Oral Presentation ESA-SRB-APEG-NZSE 2022

Placental extracellular vesicles: a novel link of preeclampsia to future cardiovascular disease   (#46)

Yourong Feng 1 , Sandy Lau 1 , Katie Groom 2 , Qi Chen 1 , Carolyn Barrett 3 , Larry Chamley 1
  1. Department of Obstetrics And Gynecology , the University of Auckland, Auckland, New Zealand
  2. Liggins Institute, the University of Auckland, Auckland, New Zealand
  3. Department of Physiology, the University of Auckland, Auckland, New Zealand

Cardiovascular disease (CVD) is the leading cause of death in women1 and the risk increases significantly following preeclampsia (PE), a hypertensive disorder of pregnancy. Extracellular vesicles (EVs) are lipid bilayer-enclosed structures that are extruded from cells to control the function of remote cells/organs. During pregnancy, the placenta extrudes vast numbers of EVs into the maternal circulation and there is increasing evidence that EVs trigger preeclampsia2. We hypothesized that preeclamptic placental EVs cause increased CVD risk following preeclampsia.
EVs were isolated from late-onset preeclampsia (LOPE), early-onset preeclampsia (EOPE), or normotensive placentae and administered to female spontaneously hypertensive rats (SHR) via tail veins. Systolic blood pressure (SBP) was recorded by tail-cuff. The vasoreactivity of SHRs mesenteric arteries was measured using a wire myograph. The artery remodeling was determined by histological analysis.
SBP in the LOPE group was significantly increased, with an average of 43.58 mmHg 12-month post-EVs injection. In the EOPE group, there was a larger increase in SBP after 12 months (63.37±12.25 mmHg). In contrast, SBP in the normotensive group showed a significantly smaller increase, with an average of 31.99±4.72 mmHg 12 months after exposure to placental EVs. Wire myography revealed a significant increase in vasoconstriction in response to phenylephrine and U46619 in vessels exposed to LOPE placental EVs. Vessels exposed to EOPE EVs also showed increased vasoconstriction to U46619 and endothelin-1 compared to the normotensive group. Additionally, the relaxation response of mesenteric arteries from the EOPE group was significantly decreased in response to ACh. Small artery thickening was markedly increased in LOPE and EOPE groups.
Our data support the concept that placental EVs have long-lasting effects on the maternal cardiovascular system and altered SBP is associated with abnormal vascular reactivity induced by placental EVs. Preeclamptic EVs may be a mechanistic link between preeclampsia and later CVD.

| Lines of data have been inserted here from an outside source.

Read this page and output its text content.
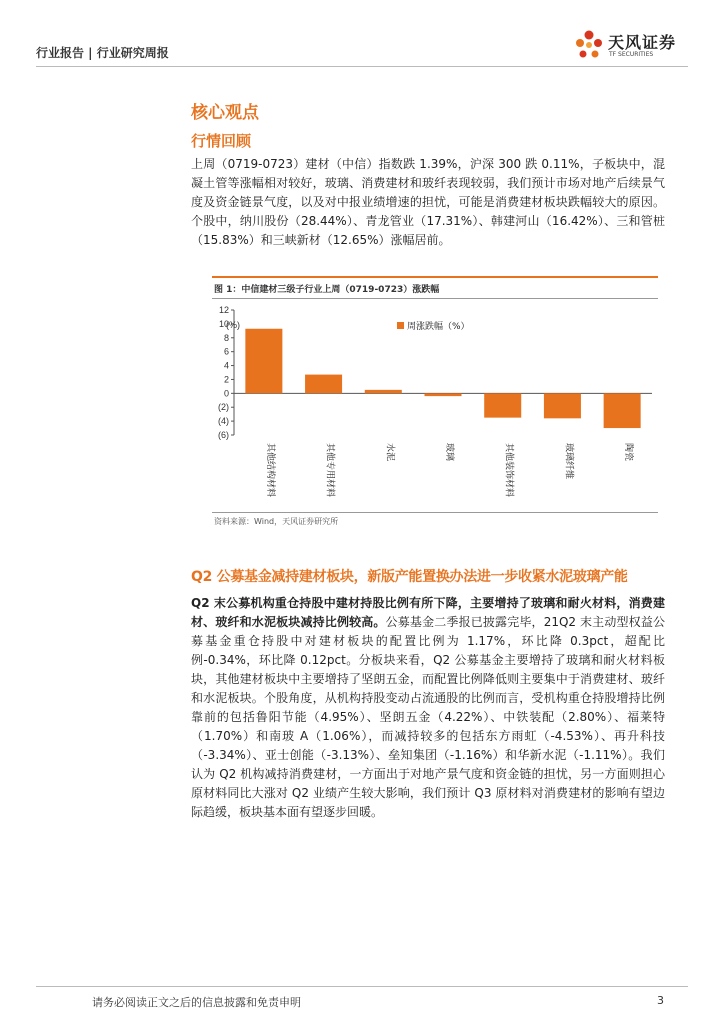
行业报告 | 行业研究周报
天风证券
TF SECURITIES
核心观点
行情回顾
上周（0719-0723）建材（中信）指数跌 1.39%，沪深 300 跌 0.11%，子板块中，混凝土管等涨幅相对较好，玻璃、消费建材和玻纤表现较弱，我们预计市场对地产后续景气度及资金链景气度，以及对中报业绩增速的担忧，可能是消费建材板块跌幅较大的原因。个股中，纳川股份（28.44%）、青龙管业（17.31%）、韩建河山（16.42%）、三和管桩（15.83%）和三峡新材（12.65%）涨幅居前。
图 1：中信建材三级子行业上周（0719-0723）涨跌幅
12
10
8
6
4
2
0
(2)
(4)
(6)
(%)
其他结构材料	其他专用材料	水泥	玻璃	其他装饰材料	玻璃纤维	陶瓷
周涨跌幅（%）
资料来源：Wind，天风证券研究所
Q2 公募基金减持建材板块，新版产能置换办法进一步收紧水泥玻璃产能
Q2 末公募机构重仓持股中建材持股比例有所下降，主要增持了玻璃和耐火材料，消费建材、玻纤和水泥板块减持比例较高。公募基金二季报已披露完毕，21Q2 末主动型权益公募基金重仓持股中对建材板块的配置比例为 1.17%，环比降 0.3pct，超配比例-0.34%，环比降 0.12pct。分板块来看，Q2 公募基金主要增持了玻璃和耐火材料板块，其他建材板块中主要增持了坚朗五金，而配置比例降低则主要集中于消费建材、玻纤和水泥板块。个股角度，从机构持股变动占流通股的比例而言，受机构重仓持股增持比例靠前的包括鲁阳节能（4.95%）、坚朗五金（4.22%）、中铁装配（2.80%）、福莱特（1.70%）和南玻 A（1.06%），而减持较多的包括东方雨虹（-4.53%）、再升科技（-3.34%）、亚士创能（-3.13%）、垒知集团（-1.16%）和华新水泥（-1.11%）。我们认为 Q2 机构减持消费建材，一方面出于对地产景气度和资金链的担忧，另一方面则担心原材料同比大涨对 Q2 业绩产生较大影响，我们预计 Q3 原材料对消费建材的影响有望边际趋缓，板块基本面有望逐步回暖。
请务必阅读正文之后的信息披露和免责申明	3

  1. 1. Cardiovascular diseases (CVDs). 2021; Available from: https://www.who.int/en/news-room/fact-sheets/detail/cardiovascular-diseases-(cvds). 2. Shen F, Wei J, Snowise S, DeSousa J, Stone P, Viall C, Chen Q and Chamley LW. Trophoblast debris extruded from preeclamptic placentae activates endothelial cells: a mechanism by which the placenta communicates with the maternal endothelium. Placenta. 2014;35(10):839-47.